Any device looking to support AV1 will need to have an AV1 decoder built-in at the chip level. Compatibility to the codec cannot be added as a firmware update for most devices. That means the very vast majority of devices out there at the time of writing aren’t ready for it.

There are one or two that were future-proofed in 2020, though. Of  those, the Roku Ultra is probably your best bet to get going with AV1 content straight away, although it’s only available in the US for now.

LG’s 8K TVs from 2020 are also AV1 compatible with a decoder built into the α9 (Gen 3) processor. It’s a similar story for Samsung’s 8K sets from the same time – you can actually watch AV1-encoded 8K content from the YouTube app of those sets now.
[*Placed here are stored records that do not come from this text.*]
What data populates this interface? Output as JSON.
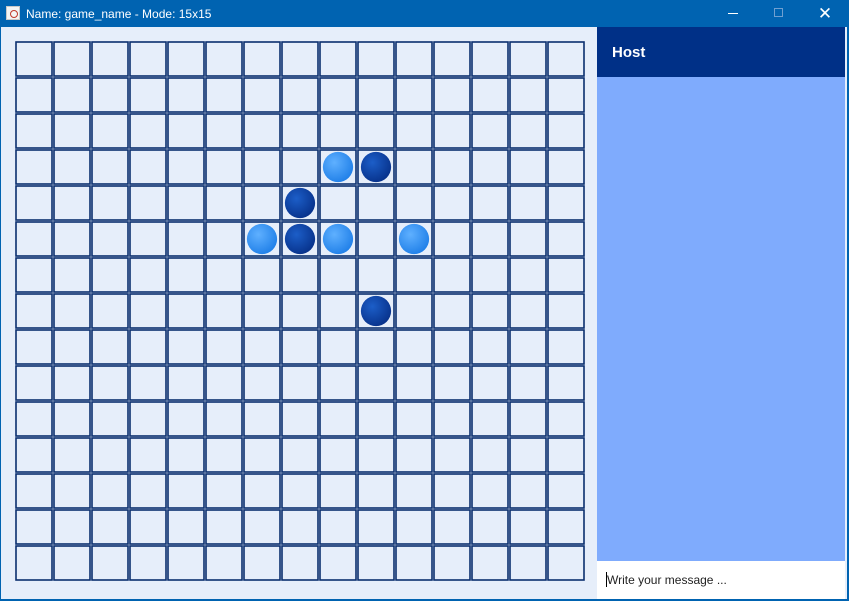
{
  "window": {
    "title": "Name: game_name - Mode: 15x15"
  },
  "board": {
    "rows": 15,
    "cols": 15,
    "grid_color": "#0b2f6e",
    "cell_color": "#e6eefa",
    "stones": [
      {
        "row": 3,
        "col": 8,
        "player": "light"
      },
      {
        "row": 3,
        "col": 9,
        "player": "dark"
      },
      {
        "row": 4,
        "col": 7,
        "player": "dark"
      },
      {
        "row": 5,
        "col": 6,
        "player": "light"
      },
      {
        "row": 5,
        "col": 7,
        "player": "dark"
      },
      {
        "row": 5,
        "col": 8,
        "player": "light"
      },
      {
        "row": 5,
        "col": 10,
        "player": "light"
      },
      {
        "row": 7,
        "col": 9,
        "player": "dark"
      }
    ],
    "colors": {
      "light": "#2f8ef7",
      "dark": "#0a3fa6"
    }
  },
  "sidebar": {
    "header": "Host",
    "header_color": "#003087",
    "chat_color": "#7fabfd",
    "input_placeholder": "Write your message ..."
  }
}
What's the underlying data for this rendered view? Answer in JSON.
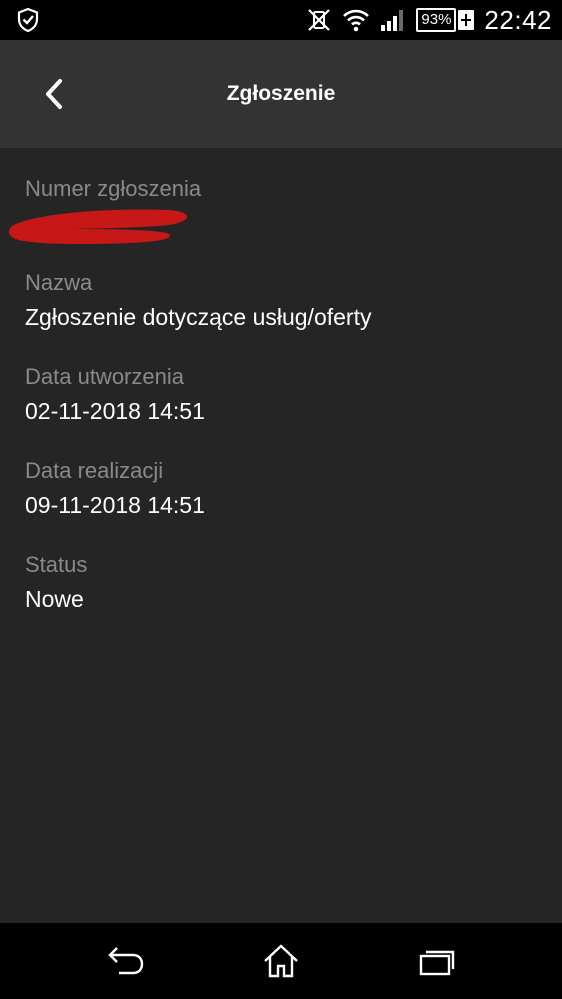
{
  "status_bar": {
    "icons": [
      "shield-check-icon",
      "vibrate-off-icon",
      "wifi-icon",
      "signal-icon"
    ],
    "battery_percent": "93%",
    "time": "22:42"
  },
  "header": {
    "title": "Zgłoszenie",
    "back_icon": "chevron-left-icon"
  },
  "fields": [
    {
      "label": "Numer zgłoszenia",
      "value": ""
    },
    {
      "label": "Nazwa",
      "value": "Zgłoszenie dotyczące usług/oferty"
    },
    {
      "label": "Data utworzenia",
      "value": "02-11-2018 14:51"
    },
    {
      "label": "Data realizacji",
      "value": "09-11-2018 14:51"
    },
    {
      "label": "Status",
      "value": "Nowe"
    }
  ],
  "nav_bar": {
    "icons": [
      "back-arrow-icon",
      "home-icon",
      "recent-apps-icon"
    ]
  },
  "colors": {
    "background": "#252525",
    "app_bar": "#333333",
    "label": "#8a8a8a",
    "value": "#ffffff",
    "redaction": "#c81717"
  }
}
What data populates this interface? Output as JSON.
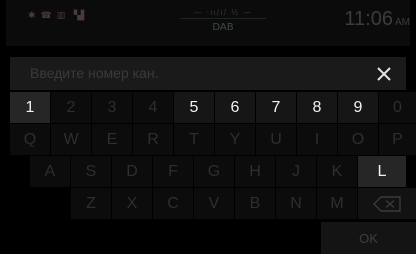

The other notable AV1-enabled hardware is the Nvidia GeForce RTX 30 Series graphics cards, which would make a very handy video streaming addition to most PCs.

Otherwise, it’s a list of AV1 promises but these include a particularly good one. Google recently announced that any device looking to use the Android TV 10 OS produced after the 31st March 2021 deadline will need to have an AV1 decoder built in.

So, expect plenty of set-top boxes and smart TVs launched in 2021 and beyond to be ready to go and, with Google putting its foot down, all sorts of other products and services should fall in line over the next 12 months, and that’s good news for everyone. Higher quality video, here we come.